Hexacopter motors load imbalance

hello!

We have a hexacopter running pixhawk 2.1 with DJI ESCs and motors (believe E300)

I have checked the balance along the three motor axis and it is very well balanced.

Otherwise it is quite symmetric, so I hope moments of inertia are balanced too.

What we see is that three motors (alternating, i.e. ones spinning in the same direction) are sent higher PWM than the other 3, consistently.

Here is an example log: https://logs.px4.io/plot_app?log=9eca6934-b657-4976-a32f-b2e56535f05f
It was for more or less stationary flight, just hovering in one place.
Note in ‘Actuator Outputs’ three lines separate from the other three.

Anyone seen this before?
Any ideas why this may be happening consistently?

PS: we are on 1.8.0

Calibrate your ESCs with a parallel (6-way clone) Servo leads using an RC radio … there was a post on this in the past, IIRC the esc_calib code had to change the timeout for DJI motors … saw this in earlier firmware with t-motor ESCs … anyhow, sounds like ESC calibration issue …

Hi, notice in the Actuators 0 plot how the yaw control signal is offset
https://logs.px4.io/plot_app?log=9eca6934-b657-4976-a32f-b2e56535f05f#Nav-Actuator-Controls-0

That could indicate imbalance in yaw, e.g. sometimes people tilt the motors to get some more yaw authority. If not all motors are tilted correctly or by the same amount you can get such imbalances. It could of course also be related to ESC calibration or differences in propeller performance.
I would start with the ESC calibration as a first step.
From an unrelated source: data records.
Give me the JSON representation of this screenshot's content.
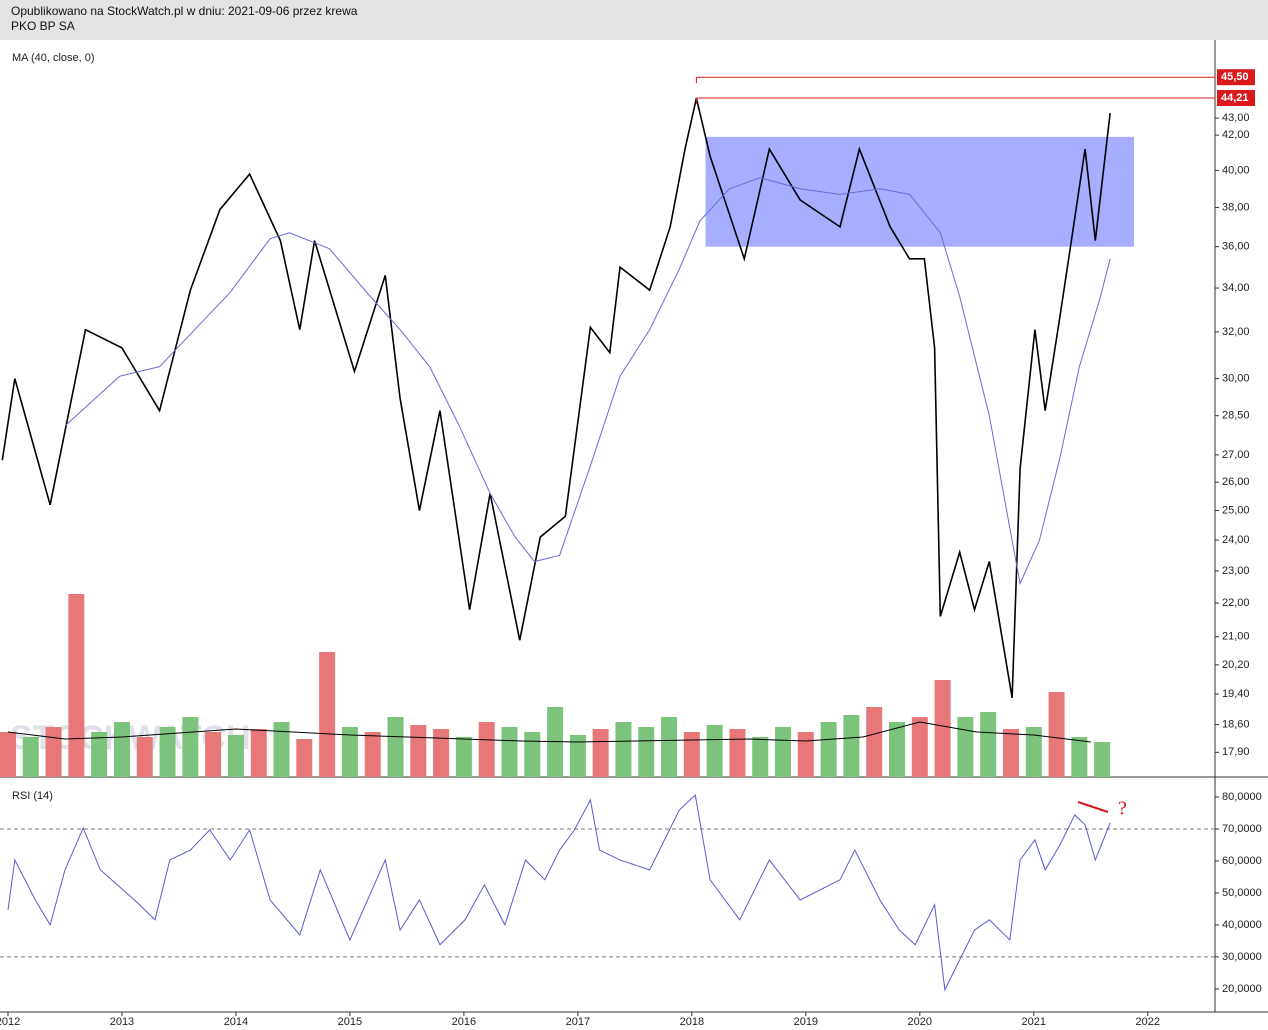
{
  "header": {
    "line1": "Opublikowano na StockWatch.pl w dniu: 2021-09-06 przez krewa",
    "line2": "PKO BP SA",
    "watermark": "STOCKWATCH"
  },
  "chart_data": [
    {
      "type": "line",
      "label": "MA (40, close, 0)",
      "log": true,
      "xlim": [
        2011.93,
        2022.59
      ],
      "ylim": [
        17.3,
        47.9
      ],
      "yticks": [
        {
          "value": 17.9,
          "label": "17,90"
        },
        {
          "value": 18.6,
          "label": "18,60"
        },
        {
          "value": 19.4,
          "label": "19,40"
        },
        {
          "value": 20.2,
          "label": "20,20"
        },
        {
          "value": 21,
          "label": "21,00"
        },
        {
          "value": 22,
          "label": "22,00"
        },
        {
          "value": 23,
          "label": "23,00"
        },
        {
          "value": 24,
          "label": "24,00"
        },
        {
          "value": 25,
          "label": "25,00"
        },
        {
          "value": 26,
          "label": "26,00"
        },
        {
          "value": 27,
          "label": "27,00"
        },
        {
          "value": 28.5,
          "label": "28,50"
        },
        {
          "value": 30,
          "label": "30,00"
        },
        {
          "value": 32,
          "label": "32,00"
        },
        {
          "value": 34,
          "label": "34,00"
        },
        {
          "value": 36,
          "label": "36,00"
        },
        {
          "value": 38,
          "label": "38,00"
        },
        {
          "value": 40,
          "label": "40,00"
        },
        {
          "value": 42,
          "label": "42,00"
        },
        {
          "value": 43,
          "label": "43,00"
        }
      ],
      "zone": {
        "x": [
          2018.12,
          2021.88
        ],
        "y": [
          36.0,
          41.9
        ],
        "color": "#a9adff"
      },
      "levels": [
        {
          "value": 45.5,
          "label": "45,50",
          "x0": 2018.04,
          "color": "#d9191c"
        },
        {
          "value": 44.21,
          "label": "44,21",
          "x0": 2018.04,
          "color": "#d9191c"
        }
      ],
      "series": [
        {
          "color": "#000000",
          "x": [
            2011.95,
            2012.06,
            2012.37,
            2012.68,
            2013.0,
            2013.33,
            2013.6,
            2013.86,
            2014.12,
            2014.39,
            2014.56,
            2014.69,
            2015.04,
            2015.31,
            2015.44,
            2015.61,
            2015.79,
            2016.05,
            2016.23,
            2016.49,
            2016.67,
            2016.89,
            2017.11,
            2017.28,
            2017.37,
            2017.63,
            2017.81,
            2017.94,
            2018.04,
            2018.16,
            2018.46,
            2018.68,
            2018.95,
            2019.3,
            2019.47,
            2019.74,
            2019.91,
            2020.04,
            2020.13,
            2020.18,
            2020.35,
            2020.48,
            2020.61,
            2020.81,
            2020.88,
            2021.01,
            2021.1,
            2021.23,
            2021.33,
            2021.45,
            2021.54,
            2021.67
          ],
          "values": [
            26.8,
            30.0,
            25.2,
            32.1,
            31.3,
            28.7,
            33.9,
            37.9,
            39.8,
            36.3,
            32.1,
            36.3,
            30.3,
            34.6,
            29.2,
            25.0,
            28.7,
            21.8,
            25.6,
            20.9,
            24.1,
            24.8,
            32.2,
            31.1,
            35.0,
            33.9,
            37.0,
            41.2,
            44.2,
            40.8,
            35.4,
            41.2,
            38.4,
            37.0,
            41.2,
            37.0,
            35.4,
            35.4,
            31.3,
            21.6,
            23.6,
            21.8,
            23.3,
            19.3,
            26.5,
            32.1,
            28.7,
            32.7,
            36.3,
            41.2,
            36.3,
            43.3
          ]
        },
        {
          "color": "#6a6ad8",
          "x": [
            2012.5,
            2012.98,
            2013.33,
            2013.6,
            2013.95,
            2014.3,
            2014.47,
            2014.82,
            2015.18,
            2015.44,
            2015.7,
            2015.96,
            2016.23,
            2016.45,
            2016.62,
            2016.84,
            2017.11,
            2017.37,
            2017.63,
            2017.89,
            2018.07,
            2018.33,
            2018.6,
            2018.95,
            2019.3,
            2019.65,
            2019.91,
            2020.18,
            2020.35,
            2020.61,
            2020.79,
            2020.88,
            2021.05,
            2021.23,
            2021.4,
            2021.58,
            2021.67
          ],
          "values": [
            28.1,
            30.1,
            30.5,
            31.9,
            33.8,
            36.4,
            36.7,
            35.9,
            33.6,
            32.1,
            30.5,
            28.1,
            25.6,
            24.1,
            23.3,
            23.5,
            26.6,
            30.1,
            32.1,
            34.9,
            37.3,
            39.0,
            39.6,
            39.0,
            38.7,
            39.0,
            38.7,
            36.7,
            33.6,
            28.5,
            24.4,
            22.6,
            24.0,
            26.9,
            30.5,
            33.5,
            35.4
          ]
        }
      ]
    },
    {
      "type": "bar",
      "xlim": [
        2011.93,
        2022.59
      ],
      "ylim": [
        0,
        737
      ],
      "x": [
        2012.0,
        2012.2,
        2012.4,
        2012.6,
        2012.8,
        2013.0,
        2013.2,
        2013.4,
        2013.6,
        2013.8,
        2014.0,
        2014.2,
        2014.4,
        2014.6,
        2014.8,
        2015.0,
        2015.2,
        2015.4,
        2015.6,
        2015.8,
        2016.0,
        2016.2,
        2016.4,
        2016.6,
        2016.8,
        2017.0,
        2017.2,
        2017.4,
        2017.6,
        2017.8,
        2018.0,
        2018.2,
        2018.4,
        2018.6,
        2018.8,
        2019.0,
        2019.2,
        2019.4,
        2019.6,
        2019.8,
        2020.0,
        2020.2,
        2020.4,
        2020.6,
        2020.8,
        2021.0,
        2021.2,
        2021.4,
        2021.6
      ],
      "values": [
        45,
        40,
        50,
        183,
        45,
        55,
        40,
        50,
        60,
        45,
        42,
        48,
        55,
        38,
        125,
        50,
        45,
        60,
        52,
        48,
        40,
        55,
        50,
        45,
        70,
        42,
        48,
        55,
        50,
        60,
        45,
        52,
        48,
        40,
        50,
        45,
        55,
        62,
        70,
        55,
        60,
        97,
        60,
        65,
        48,
        50,
        85,
        40,
        35
      ],
      "colors": [
        "#e87878",
        "#7cc47c",
        "#e87878",
        "#e87878",
        "#7cc47c",
        "#7cc47c",
        "#e87878",
        "#7cc47c",
        "#7cc47c",
        "#e87878",
        "#7cc47c",
        "#e87878",
        "#7cc47c",
        "#e87878",
        "#e87878",
        "#7cc47c",
        "#e87878",
        "#7cc47c",
        "#e87878",
        "#e87878",
        "#7cc47c",
        "#e87878",
        "#7cc47c",
        "#7cc47c",
        "#7cc47c",
        "#7cc47c",
        "#e87878",
        "#7cc47c",
        "#7cc47c",
        "#7cc47c",
        "#e87878",
        "#7cc47c",
        "#e87878",
        "#7cc47c",
        "#7cc47c",
        "#e87878",
        "#7cc47c",
        "#7cc47c",
        "#e87878",
        "#7cc47c",
        "#e87878",
        "#e87878",
        "#7cc47c",
        "#7cc47c",
        "#e87878",
        "#7cc47c",
        "#e87878",
        "#7cc47c",
        "#7cc47c"
      ],
      "series": [
        {
          "color": "#000000",
          "x": [
            2012.0,
            2012.5,
            2013.0,
            2013.5,
            2014.0,
            2014.5,
            2015.0,
            2015.5,
            2016.0,
            2016.5,
            2017.0,
            2017.5,
            2018.0,
            2018.5,
            2019.0,
            2019.5,
            2020.0,
            2020.5,
            2021.0,
            2021.5
          ],
          "values": [
            45,
            38,
            40,
            44,
            48,
            45,
            42,
            40,
            38,
            36,
            35,
            36,
            37,
            38,
            36,
            40,
            55,
            45,
            42,
            35
          ]
        }
      ]
    },
    {
      "type": "line",
      "label": "RSI (14)",
      "annotation": "?",
      "xlim": [
        2011.93,
        2022.59
      ],
      "ylim": [
        13.4,
        85.3
      ],
      "xticks": [
        2012,
        2013,
        2014,
        2015,
        2016,
        2017,
        2018,
        2019,
        2020,
        2021,
        2022
      ],
      "yticks": [
        {
          "value": 20,
          "label": "20,0000"
        },
        {
          "value": 30,
          "label": "30,0000"
        },
        {
          "value": 40,
          "label": "40,0000"
        },
        {
          "value": 50,
          "label": "50,0000"
        },
        {
          "value": 60,
          "label": "60,0000"
        },
        {
          "value": 70,
          "label": "70,0000"
        },
        {
          "value": 80,
          "label": "80,0000"
        }
      ],
      "ref_lines": [
        30,
        70
      ],
      "series": [
        {
          "color": "#5a5ad0",
          "x": [
            2012.0,
            2012.06,
            2012.24,
            2012.37,
            2012.5,
            2012.66,
            2012.81,
            2013.11,
            2013.29,
            2013.42,
            2013.6,
            2013.77,
            2013.95,
            2014.12,
            2014.3,
            2014.56,
            2014.74,
            2015.0,
            2015.31,
            2015.44,
            2015.61,
            2015.79,
            2016.01,
            2016.18,
            2016.36,
            2016.54,
            2016.71,
            2016.84,
            2016.97,
            2017.11,
            2017.19,
            2017.37,
            2017.63,
            2017.89,
            2018.03,
            2018.16,
            2018.42,
            2018.68,
            2018.95,
            2019.3,
            2019.43,
            2019.65,
            2019.82,
            2019.96,
            2020.13,
            2020.22,
            2020.35,
            2020.48,
            2020.61,
            2020.79,
            2020.88,
            2021.01,
            2021.1,
            2021.23,
            2021.36,
            2021.45,
            2021.54,
            2021.67
          ],
          "values": [
            44.7,
            60.3,
            47.8,
            40.0,
            57.2,
            70.3,
            57.2,
            47.8,
            41.6,
            60.3,
            63.4,
            69.7,
            60.3,
            69.7,
            47.8,
            36.9,
            57.2,
            35.3,
            60.3,
            38.4,
            47.8,
            33.8,
            41.6,
            52.5,
            40.0,
            60.3,
            54.1,
            63.4,
            69.7,
            79.1,
            63.4,
            60.3,
            57.2,
            75.9,
            80.6,
            54.1,
            41.6,
            60.3,
            47.8,
            54.1,
            63.4,
            47.8,
            38.4,
            33.8,
            46.3,
            19.7,
            29.1,
            38.4,
            41.6,
            35.3,
            60.3,
            66.6,
            57.2,
            65.0,
            74.4,
            71.3,
            60.3,
            71.9
          ]
        }
      ]
    }
  ]
}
@jfd - we did run ESC calibration and we are on the latest firmware, so I do not think this is the issue.

@tumbili - I think that’s it - some rotors tilt! We started with standard DJI F550 frame, but then replaced arms which we took from another similar frame. But the screws did not go in perfectly on some arms. So I suspect some arms have 1-2 degree tilt and that would explain the yaw generated.